THE INSTANT DECORATOR (PINK AND GREEN BEDROOM/SLUMBER PARTY) (2003) FLEX PRINT
All Dolled Up
Laurie Simmons
Artist Laurie Simmons’ body of work uses dolls to explore themes of feminism, sexuality, body imagery and gender identity. This special portfolio presents a selection of pieces inspired by and referencing movies including Barbie, Oppenheimer, The Little Mermaid and more
by Rochelle Steiner
Critics Vinson Cunningham, Naomi Fry and Alexandra Schwartz at The New Yorker named 2023 “The Year of the Doll.” They noted how last year’s movies and popular culture brought us worlds filled with dolls transformed into humans (Barbie), women living as dolls (Priscilla), artificially created beings (Poor Things) and the spaces they inhabit. But for visual artist Laurie Simmons this is nothing new. For close to five decades, dolls and their worlds have featured in her work long before our attention turned to Barbie and the like. In Simmons’ words, “While dolls burst into pop culture with the Barbie movie, they have always been there. The last year was less of an explosion and more of an awareness.”
Simmons began her career in the 1970s working with familiar figurines, models and other playthings. As a young girl, she never played with dolls, rejecting Barbie for fashion and boys. In her work, however, dolls provide a way for her to explore consistent themes: women and interior spaces. There are paper dolls and mannequins. A suburban home and other objects sit atop sinuous plastic female legs. More recently, masks, contemporary sex dolls and other avatars have appeared. (With only one exception, Simmons never uses the actual Barbie, but rather what she calls “imitation Barbie.”) She dresses dolls up, creates sets and poses them in various configurations, alone and together—all to photograph them in captivating, thought-provoking images.
Simmons started working at a time when artists (and particularly women artists in New York) turned the camera on themselves and considered their roles in society by looking at images found in popular culture, advertising and the movies. She deployed dolls as surrogates for the female body in highly choreographed examinations of gendered politics. In her early work, dolls performed stereotypically domestic twentieth-century female roles: posing in the kitchen, a dressing room, a teenager’s bedroom and at the pool. On display are markers of her generation, race and class—when the identities of girls and boys, women and men were well inscribed. Her 2006 film The Music of Regret—a puppet musical—was a seriously funny work with dolls standing in for humans. The visual stories she creates deconstruct the interior and exterior lives of women by pointing to—and poking at—femininity, fashion, beauty and architecture.
Over the recent decades, Simmons has looked across cultures and generations, noting shifts in attitude and embracing new technologies.
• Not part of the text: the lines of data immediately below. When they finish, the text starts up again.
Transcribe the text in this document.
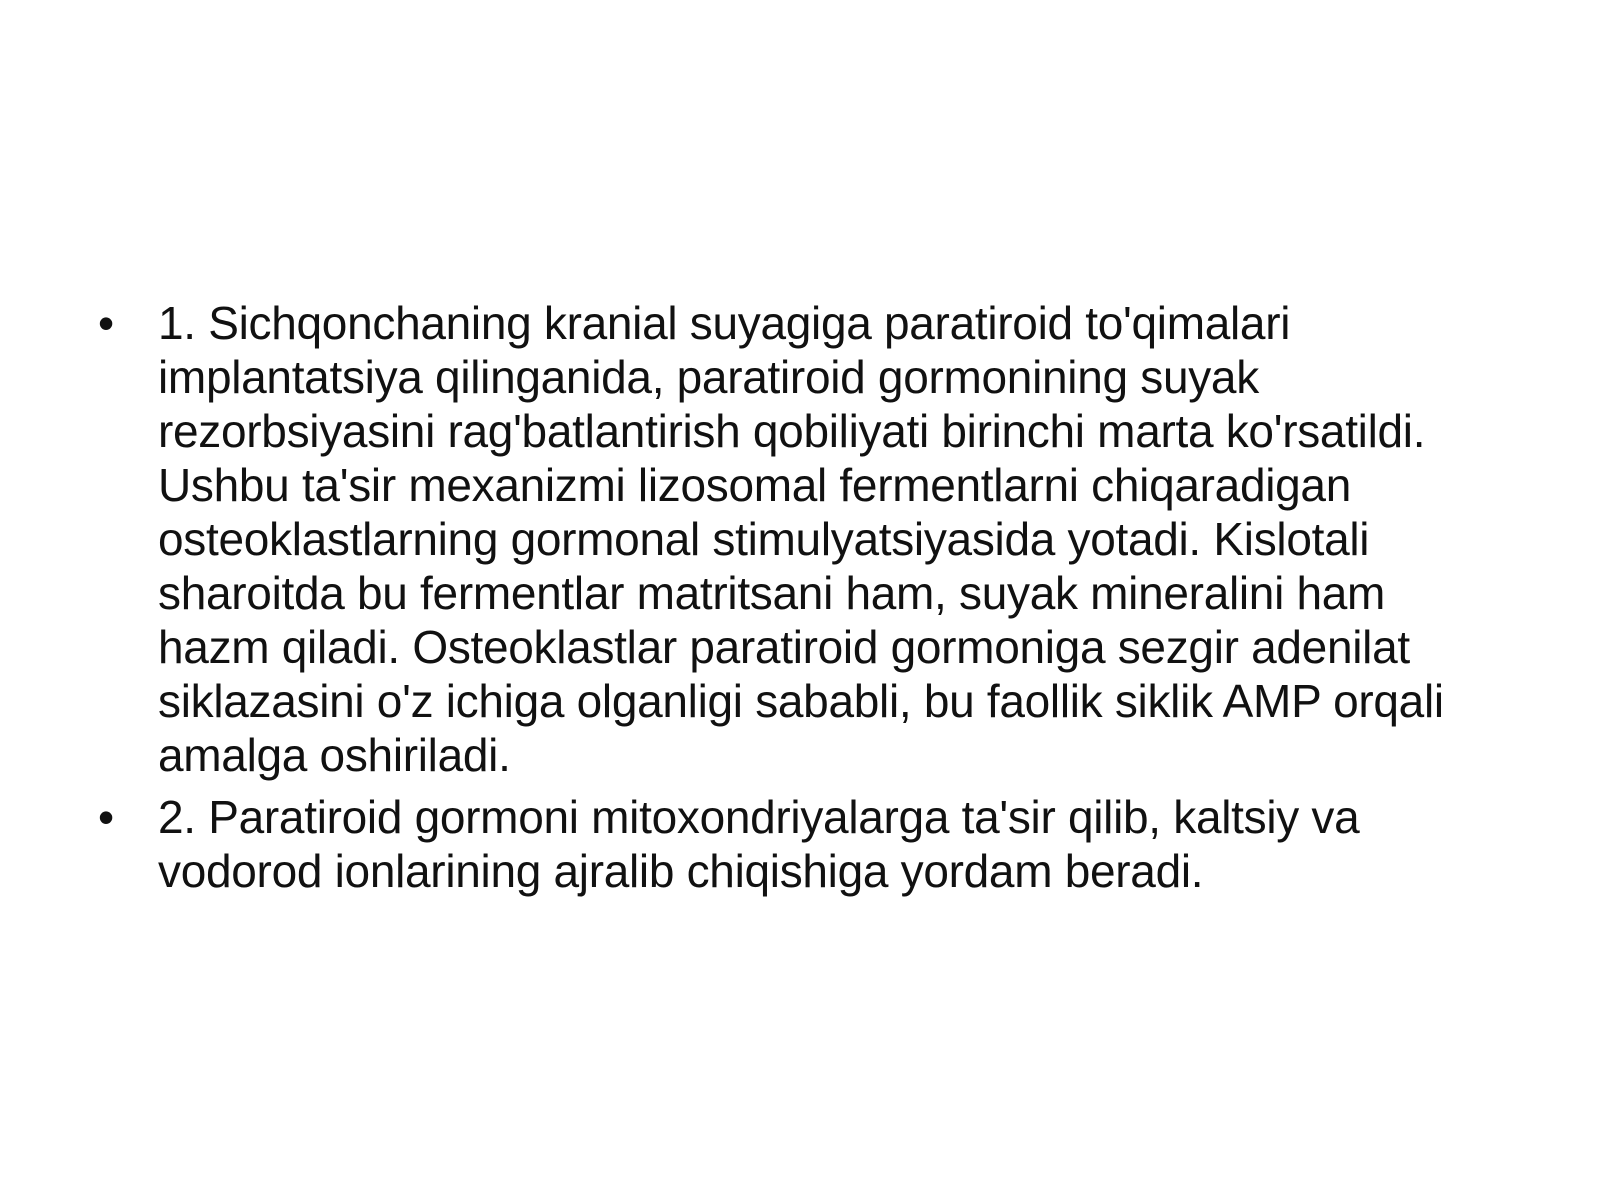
• 1. Sichqonchaning kranial suyagiga paratiroid to'qimalari implantatsiya qilinganida, paratiroid gormonining suyak rezorbsiyasini rag'batlantirish qobiliyati birinchi marta ko'rsatildi. Ushbu ta'sir mexanizmi lizosomal fermentlarni chiqaradigan osteoklastlarning gormonal stimulyatsiyasida yotadi. Kislotali sharoitda bu fermentlar matritsani ham, suyak mineralini ham hazm qiladi. Osteoklastlar paratiroid gormoniga sezgir adenilat siklazasini o'z ichiga olganligi sababli, bu faollik siklik AMP orqali amalga oshiriladi.
• 2. Paratiroid gormoni mitoxondriyalarga ta'sir qilib, kaltsiy va vodorod ionlarining ajralib chiqishiga yordam beradi.
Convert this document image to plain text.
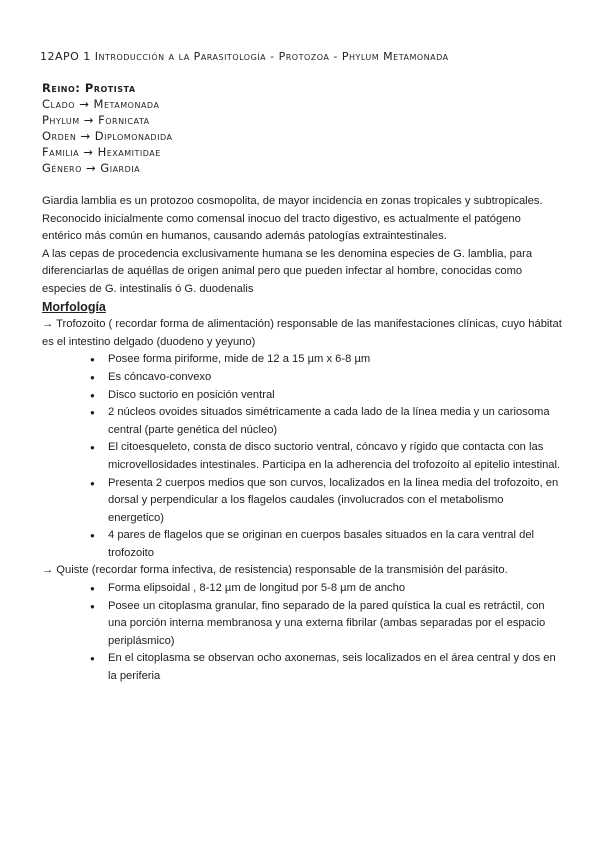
12APO 1 Introducción a la Parasitología - Protozoa - Phylum Metamonada
Reino: Protista
Clado → Metamonada
Phylum → Fornicata
Orden → Diplomonadida
Familia → Hexamitidae
Género → Giardia

Giardia lamblia es un protozoo cosmopolita, de mayor incidencia en zonas tropicales y subtropicales. Reconocido inicialmente como comensal inocuo del tracto digestivo, es actualmente el patógeno entérico más común en humanos, causando además patologías extraintestinales.

A las cepas de procedencia exclusivamente humana se les denomina especies de G. lamblia, para diferenciarlas de aquéllas de origen animal pero que pueden infectar al hombre, conocidas como especies de G. intestinalis ó G. duodenalis

Morfología

→ Trofozoito ( recordar forma de alimentación) responsable de las manifestaciones clínicas, cuyo hábitat es el intestino delgado (duodeno y yeyuno)

● Posee forma piriforme, mide de 12 a 15 µm x 6-8 µm
● Es cóncavo-convexo
● Disco suctorio en posición ventral
● 2 núcleos ovoides situados simétricamente a cada lado de la línea media y un cariosoma central (parte genética del núcleo)
● El citoesqueleto, consta de disco suctorio ventral, cóncavo y rígido que contacta con las microvellosidades intestinales. Participa en la adherencia del trofozoíto al epitelio intestinal.
● Presenta 2 cuerpos medios que son curvos, localizados en la linea media del trofozoito, en dorsal y perpendicular a los flagelos caudales (involucrados con el metabolismo energetico)
● 4 pares de flagelos que se originan en cuerpos basales situados en la cara ventral del trofozoito

→ Quiste (recordar forma infectiva, de resistencia) responsable de la transmisión del parásito.

● Forma elipsoidal , 8-12 µm de longitud por 5-8 µm de ancho
● Posee un citoplasma granular, fino separado de la pared quística la cual es retráctil, con una porción interna membranosa y una externa fibrilar (ambas separadas por el espacio periplásmico)
● En el citoplasma se observan ocho axonemas, seis localizados en el área central y dos en la periferia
This provides her with expansive and fertile ground to consider representations of women as well as identity and gender more broadly. Cosplay (or “costume play”) and a deep affinity to anime and manga have entered her work through masks, makeup, prosthetics and an array of characters. Here the fluidity of gender, age and identity are on full display. Equally, Simmons embraces the proliferation of digital technology, including AI, which opens a portal into “the interstitial space between human and doll, fact and fiction.” Her range of images of women has expanded to include explorations of skin tone, body type, transgenders and hyperreal surrogates.
What might at one point have seemed like—and, if so, been mistaken for—a nostalgic reinforcement of gender norms with female dolls appearing in the kitchen has been upended by Simmons’s voracious experimentation. Her feminist lens is consistently pointed towards the complexity of women, from body image to eating disorders to pornography to nonconforming gender and gender misidentification.
Poised in the roles we assume—in life, art, fashion and in the movies—Simmons’ dolls reveal the fluidity of feminism today.